Event: CESI Learning and Teaching Conference 2021

Speaker: Dr Hiral Patel

Location: Virtual Event

Date: 2 July 2021

The session provided an opportunity to consider the role of physical spaces within digital education, the theme of the conference. The terms ‘blended’, ‘hybrid’ and ‘phygital’ have varied interpretations within different contexts. For this event, the term ‘hybrid’ was used as suggested in the book ‘Hybrid Environments for Universities‘:

 "We define the term hybrid environment as an approach to merge physical and virtual spaces as well as to integrate formal and informal spaces in order to stress the need to overcome disciplinary and organizational boundaries. Space matters, but not just physical space. This perspective leads to new challenges.” 

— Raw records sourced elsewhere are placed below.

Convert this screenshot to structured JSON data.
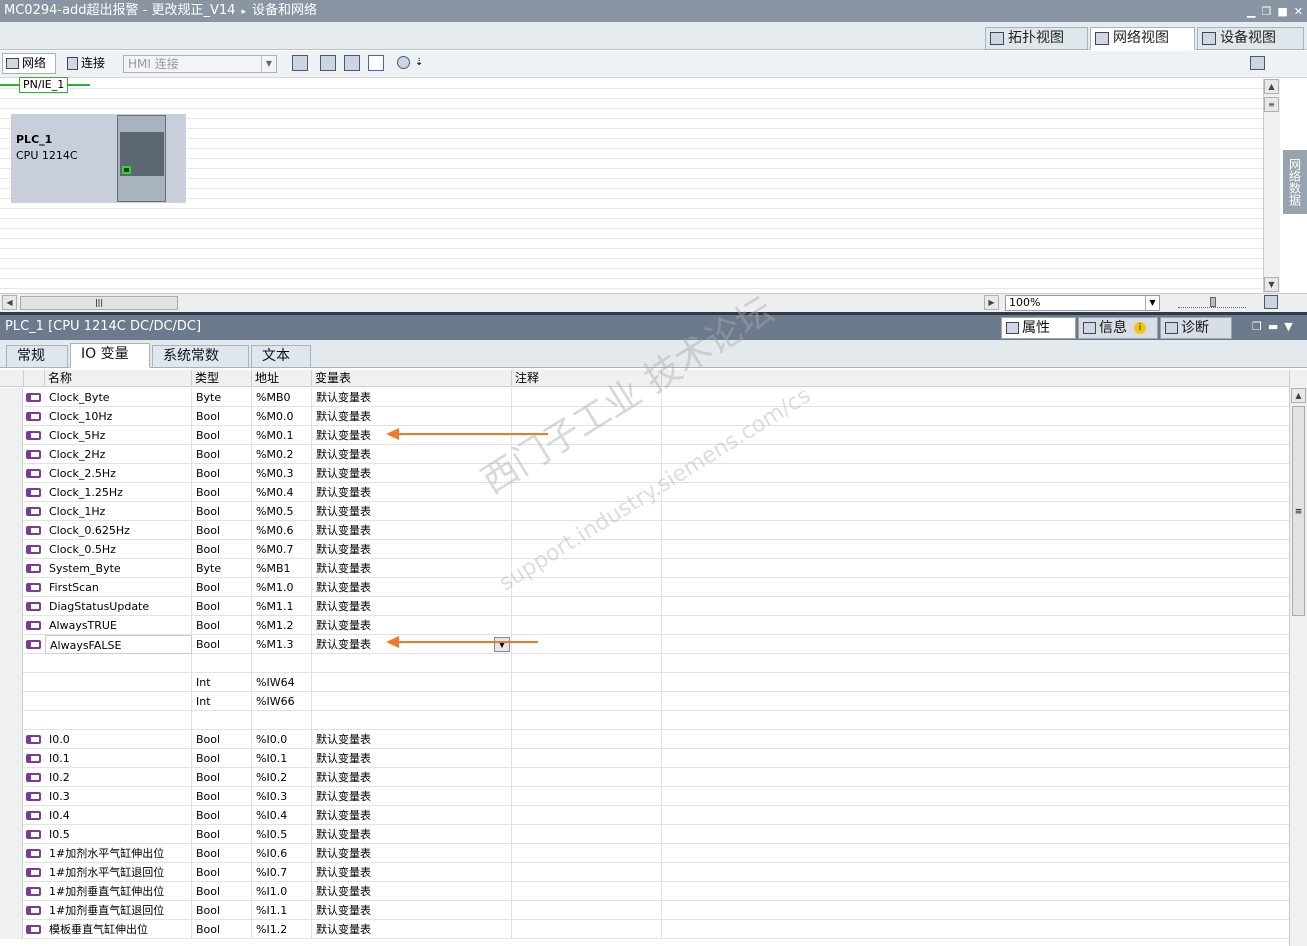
{
  "titlebar": {
    "project": "MC0294-add超出报警 - 更改规正_V14",
    "separator": "▸",
    "location": "设备和网络"
  },
  "view_tabs": [
    {
      "label": "拓扑视图",
      "icon": "topology-icon"
    },
    {
      "label": "网络视图",
      "icon": "network-icon",
      "active": true
    },
    {
      "label": "设备视图",
      "icon": "device-icon"
    }
  ],
  "toolbar": {
    "network_label": "网络",
    "connect_label": "连接",
    "hmi_connection_placeholder": "HMI 连接"
  },
  "canvas": {
    "subnet_label": "PN/IE_1",
    "plc_name": "PLC_1",
    "plc_type": "CPU 1214C",
    "side_panel_label": "网络数据",
    "zoom_value": "100%"
  },
  "inspector": {
    "title": "PLC_1 [CPU 1214C DC/DC/DC]",
    "tabs": [
      "属性",
      "信息",
      "诊断"
    ],
    "property_tabs": [
      "常规",
      "IO 变量",
      "系统常数",
      "文本"
    ],
    "active_property_tab": 1
  },
  "io_table": {
    "headers": [
      "名称",
      "类型",
      "地址",
      "变量表",
      "注释"
    ],
    "rows": [
      {
        "name": "Clock_Byte",
        "type": "Byte",
        "address": "%MB0",
        "table": "默认变量表",
        "icon": true
      },
      {
        "name": "Clock_10Hz",
        "type": "Bool",
        "address": "%M0.0",
        "table": "默认变量表",
        "icon": true
      },
      {
        "name": "Clock_5Hz",
        "type": "Bool",
        "address": "%M0.1",
        "table": "默认变量表",
        "icon": true
      },
      {
        "name": "Clock_2Hz",
        "type": "Bool",
        "address": "%M0.2",
        "table": "默认变量表",
        "icon": true
      },
      {
        "name": "Clock_2.5Hz",
        "type": "Bool",
        "address": "%M0.3",
        "table": "默认变量表",
        "icon": true
      },
      {
        "name": "Clock_1.25Hz",
        "type": "Bool",
        "address": "%M0.4",
        "table": "默认变量表",
        "icon": true
      },
      {
        "name": "Clock_1Hz",
        "type": "Bool",
        "address": "%M0.5",
        "table": "默认变量表",
        "icon": true
      },
      {
        "name": "Clock_0.625Hz",
        "type": "Bool",
        "address": "%M0.6",
        "table": "默认变量表",
        "icon": true
      },
      {
        "name": "Clock_0.5Hz",
        "type": "Bool",
        "address": "%M0.7",
        "table": "默认变量表",
        "icon": true
      },
      {
        "name": "System_Byte",
        "type": "Byte",
        "address": "%MB1",
        "table": "默认变量表",
        "icon": true
      },
      {
        "name": "FirstScan",
        "type": "Bool",
        "address": "%M1.0",
        "table": "默认变量表",
        "icon": true
      },
      {
        "name": "DiagStatusUpdate",
        "type": "Bool",
        "address": "%M1.1",
        "table": "默认变量表",
        "icon": true
      },
      {
        "name": "AlwaysTRUE",
        "type": "Bool",
        "address": "%M1.2",
        "table": "默认变量表",
        "icon": true
      },
      {
        "name": "AlwaysFALSE",
        "type": "Bool",
        "address": "%M1.3",
        "table": "默认变量表",
        "icon": true,
        "selected": true
      },
      {
        "name": "",
        "type": "",
        "address": "",
        "table": "",
        "icon": false
      },
      {
        "name": "",
        "type": "Int",
        "address": "%IW64",
        "table": "",
        "icon": false
      },
      {
        "name": "",
        "type": "Int",
        "address": "%IW66",
        "table": "",
        "icon": false
      },
      {
        "name": "",
        "type": "",
        "address": "",
        "table": "",
        "icon": false
      },
      {
        "name": "I0.0",
        "type": "Bool",
        "address": "%I0.0",
        "table": "默认变量表",
        "icon": true
      },
      {
        "name": "I0.1",
        "type": "Bool",
        "address": "%I0.1",
        "table": "默认变量表",
        "icon": true
      },
      {
        "name": "I0.2",
        "type": "Bool",
        "address": "%I0.2",
        "table": "默认变量表",
        "icon": true
      },
      {
        "name": "I0.3",
        "type": "Bool",
        "address": "%I0.3",
        "table": "默认变量表",
        "icon": true
      },
      {
        "name": "I0.4",
        "type": "Bool",
        "address": "%I0.4",
        "table": "默认变量表",
        "icon": true
      },
      {
        "name": "I0.5",
        "type": "Bool",
        "address": "%I0.5",
        "table": "默认变量表",
        "icon": true
      },
      {
        "name": "1#加剂水平气缸伸出位",
        "type": "Bool",
        "address": "%I0.6",
        "table": "默认变量表",
        "icon": true
      },
      {
        "name": "1#加剂水平气缸退回位",
        "type": "Bool",
        "address": "%I0.7",
        "table": "默认变量表",
        "icon": true
      },
      {
        "name": "1#加剂垂直气缸伸出位",
        "type": "Bool",
        "address": "%I1.0",
        "table": "默认变量表",
        "icon": true
      },
      {
        "name": "1#加剂垂直气缸退回位",
        "type": "Bool",
        "address": "%I1.1",
        "table": "默认变量表",
        "icon": true
      },
      {
        "name": "模板垂直气缸伸出位",
        "type": "Bool",
        "address": "%I1.2",
        "table": "默认变量表",
        "icon": true
      }
    ]
  },
  "watermark": {
    "line1": "西门子工业  技术论坛",
    "line2": "support.industry.siemens.com/cs"
  }
}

This view of hybrid environment not only bridges the physical and digital but also aims to overcome the long-standing gaps in how we characterise, design and manage physical learning spaces. The event focused on sharing the concept of ‘learning spaces as an ecosystem’ of physical and digital spaces. The physical spaces range from on-campus spaces, distributed local hubs (such as the SCONUL Access scheme) and spaces in the broader urban context of a university (such as pop-up science).

In preparation for the session, an exercise was set up to gather views of participants and the academic community more broadly on the future role of physical learning spaces.

Participants’ reflections on the role of physical learning spaces

The event participants reflected on the role of physical learning spaces, particularly when providing feedback, hands-on demonstrations/training and group work. One of the key attributes of a good learning space was noted as alignment between learning and space and the ‘Learning-space aligner’ tool was introduced.

Abraham Maslow’s hierarchy of needs was mentioned by one of the participants to structure attributes of a good learning space. Based on Maslow, Heather Cunningham and Susanne Tabur have created a framework that architects and academics can use when designing learning spaces. The framework has four layers: Access and linkages, uses and activities, sociability, and comfort and image.

The feedback from participants suggested developing the session content in a ‘flipped learning’ mode, which is an excellent idea. This would also contribute towards developing training resources for creating a meaningful learning experience, through aligning curriculum design with physical learning spaces.